In Australia, a 2013 study surveyed 139 Australian women between the ages of 18 and 29 enrolled in an undergraduate degree at university. These women were asked to complete a survey regarding compensatory eating and behaviors in response to alcohol consumption to test for drunkorexia symptomatology. In the sample tested, 79% of participants demonstrated engaging in characterized drunkorexia behavior. Further analysis of the results showed that the social norms of drinking and the social norms associated with body image and thinness impacted heavily upon the motivation for these behaviors.

Other research has shown that a further correlation exists between college students who participate in physical activity and alcohol dependence. Individuals who were more physically active than their peers had a higher tendency to be alcohol dependent or to engage in regular binge drinking. Excessive exercise is often perceived as a symptom of anorexia nervosa and other associated eating disorders, which further exemplifies the existence of drunkorexia, particularly in college-age individuals.

Another study found that there was little difference between drunkorexia rates among students, non students and former students.

== Motivations ==
The motivations behind drunkorexia as a pattern of behavior is one of the lesser understood aspects of the condition.
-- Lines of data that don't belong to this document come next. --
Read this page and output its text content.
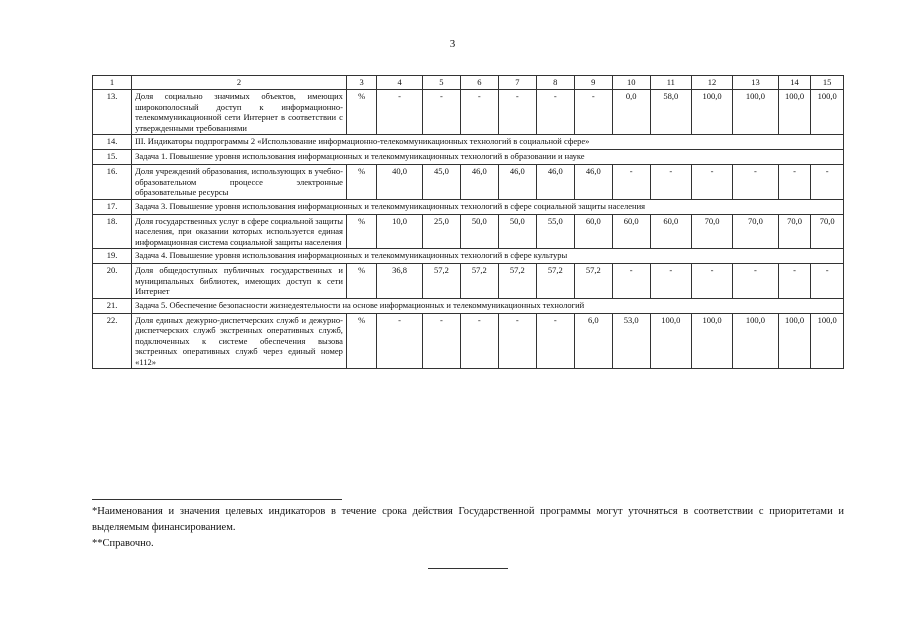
3
1	2	3	4	5	6	7	8	9	10	11	12	13	14	15
13.	Доля социально значимых объектов, имеющих широкополосный доступ к информационно-телекоммуникационной сети Интернет в соответствии с утвержденными требованиями	%	-	-	-	-	-	-	0,0	58,0	100,0	100,0	100,0	100,0
14.	III. Индикаторы подпрограммы 2 «Использование информационно-телекоммуникационных технологий в социальной сфере»													
15.	Задача 1. Повышение уровня использования информационных и телекоммуникационных технологий в образовании и науке													
16.	Доля учреждений образования, использующих в учебно-образовательном процессе электронные образовательные ресурсы	%	40,0	45,0	46,0	46,0	46,0	46,0	-	-	-	-	-	-
17.	Задача 3. Повышение уровня использования информационных и телекоммуникационных технологий в сфере социальной защиты населения													
18.	Доля государственных услуг в сфере социальной защиты населения, при оказании которых используется единая информационная система социальной защиты населения	%	10,0	25,0	50,0	50,0	55,0	60,0	60,0	60,0	70,0	70,0	70,0	70,0
19.	Задача 4. Повышение уровня использования информационных и телекоммуникационных технологий в сфере культуры													
20.	Доля общедоступных публичных государственных и муниципальных библиотек, имеющих доступ к сети Интернет	%	36,8	57,2	57,2	57,2	57,2	57,2	-	-	-	-	-	-
21.	Задача 5. Обеспечение безопасности жизнедеятельности на основе информационных и телекоммуникационных технологий													
22.	Доля единых дежурно-диспетчерских служб и дежурно-диспетчерских служб экстренных оперативных служб, подключенных к системе обеспечения вызова экстренных оперативных служб через единый номер «112»	%	-	-	-	-	-	6,0	53,0	100,0	100,0	100,0	100,0	100,0

*Наименования и значения целевых индикаторов в течение срока действия Государственной программы могут уточняться в соответствии с приоритетами и выделяемым финансированием.

**Справочно.
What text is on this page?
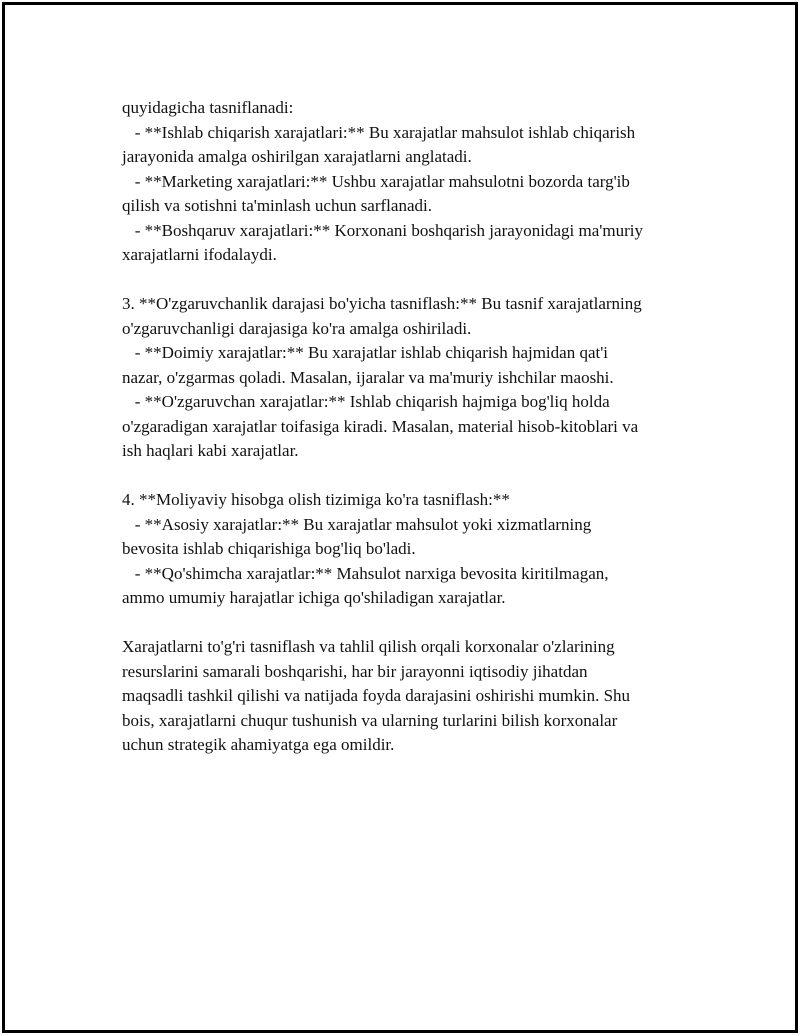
quyidagicha tasniflanadi:
- **Ishlab chiqarish xarajatlari:** Bu xarajatlar mahsulot ishlab chiqarish
jarayonida amalga oshirilgan xarajatlarni anglatadi.
- **Marketing xarajatlari:** Ushbu xarajatlar mahsulotni bozorda targ'ib
qilish va sotishni ta'minlash uchun sarflanadi.
- **Boshqaruv xarajatlari:** Korxonani boshqarish jarayonidagi ma'muriy
xarajatlarni ifodalaydi.
3. **O'zgaruvchanlik darajasi bo'yicha tasniflash:** Bu tasnif xarajatlarning
o'zgaruvchanligi darajasiga ko'ra amalga oshiriladi.
- **Doimiy xarajatlar:** Bu xarajatlar ishlab chiqarish hajmidan qat'i
nazar, o'zgarmas qoladi. Masalan, ijaralar va ma'muriy ishchilar maoshi.
- **O'zgaruvchan xarajatlar:** Ishlab chiqarish hajmiga bog'liq holda
o'zgaradigan xarajatlar toifasiga kiradi. Masalan, material hisob-kitoblari va
ish haqlari kabi xarajatlar.
4. **Moliyaviy hisobga olish tizimiga ko'ra tasniflash:**
- **Asosiy xarajatlar:** Bu xarajatlar mahsulot yoki xizmatlarning
bevosita ishlab chiqarishiga bog'liq bo'ladi.
- **Qo'shimcha xarajatlar:** Mahsulot narxiga bevosita kiritilmagan,
ammo umumiy harajatlar ichiga qo'shiladigan xarajatlar.
Xarajatlarni to'g'ri tasniflash va tahlil qilish orqali korxonalar o'zlarining
resurslarini samarali boshqarishi, har bir jarayonni iqtisodiy jihatdan
maqsadli tashkil qilishi va natijada foyda darajasini oshirishi mumkin. Shu
bois, xarajatlarni chuqur tushunish va ularning turlarini bilish korxonalar
uchun strategik ahamiyatga ega omildir.
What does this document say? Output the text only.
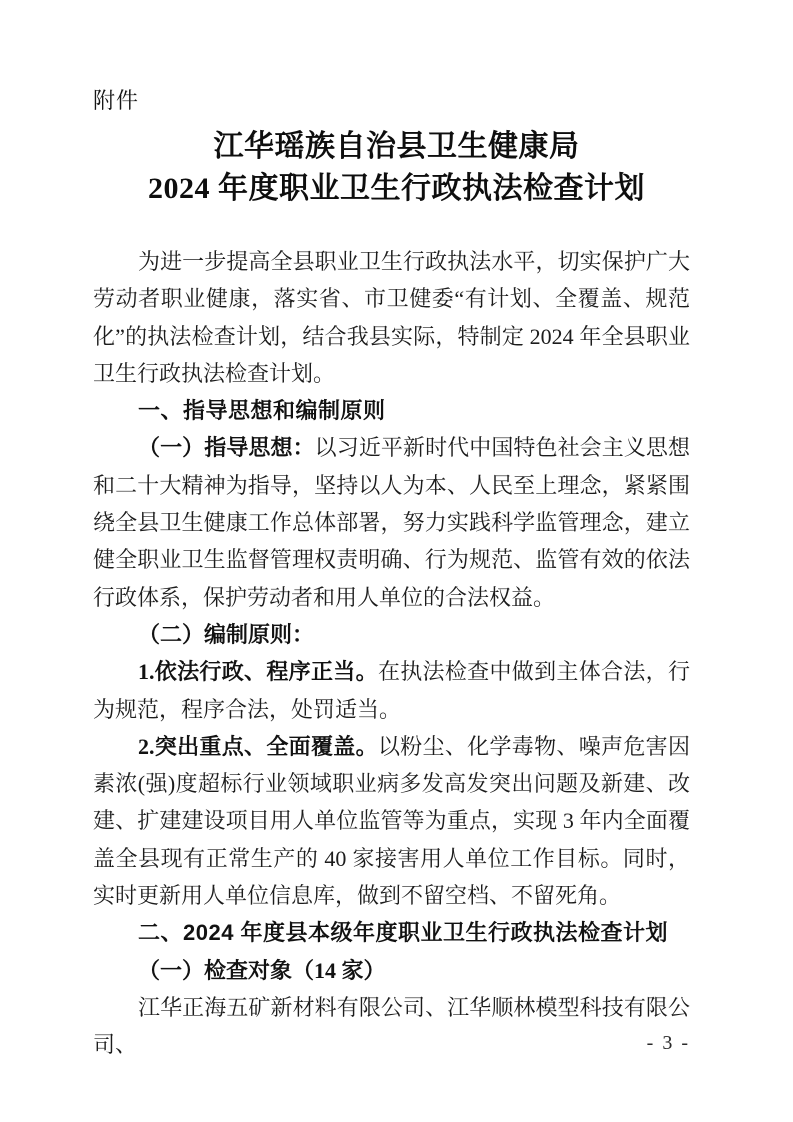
附件
江华瑶族自治县卫生健康局
2024 年度职业卫生行政执法检查计划

为进一步提高全县职业卫生行政执法水平，切实保护广大劳动者职业健康，落实省、市卫健委“有计划、全覆盖、规范化”的执法检查计划，结合我县实际，特制定 2024 年全县职业卫生行政执法检查计划。

一、指导思想和编制原则

（一）指导思想：以习近平新时代中国特色社会主义思想和二十大精神为指导，坚持以人为本、人民至上理念，紧紧围绕全县卫生健康工作总体部署，努力实践科学监管理念，建立健全职业卫生监督管理权责明确、行为规范、监管有效的依法行政体系，保护劳动者和用人单位的合法权益。

（二）编制原则：

1.依法行政、程序正当。在执法检查中做到主体合法，行为规范，程序合法，处罚适当。

2.突出重点、全面覆盖。以粉尘、化学毒物、噪声危害因素浓(强)度超标行业领域职业病多发高发突出问题及新建、改建、扩建建设项目用人单位监管等为重点，实现 3 年内全面覆盖全县现有正常生产的 40 家接害用人单位工作目标。同时，实时更新用人单位信息库，做到不留空档、不留死角。

二、2024 年度县本级年度职业卫生行政执法检查计划

（一）检查对象（14 家）

江华正海五矿新材料有限公司、江华顺林模型科技有限公司、	- 3 -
It is suspected that the predominant factors in the development of drunkorexia are a distorted self-perception congruent with unrealistic standards of body image, peer pressure to assimilate to the norm in terms of social drinking and societal standards of beauty, a coping mechanism against anxiety and depression, and as a means of getting intoxicated rapidly in response to stress and or peer pressure.

Other motivations for drunkorexia include; preventing weight gain, saving money that would be spent on food to buy alcohol, and getting intoxicated faster.

== Drunkorexia as a diagnosis ==

Co-existing, and self-reinforcing starvation and alcohol disorders are gaining recognition in the fields of dual diagnosis, psychiatry, and addictionology.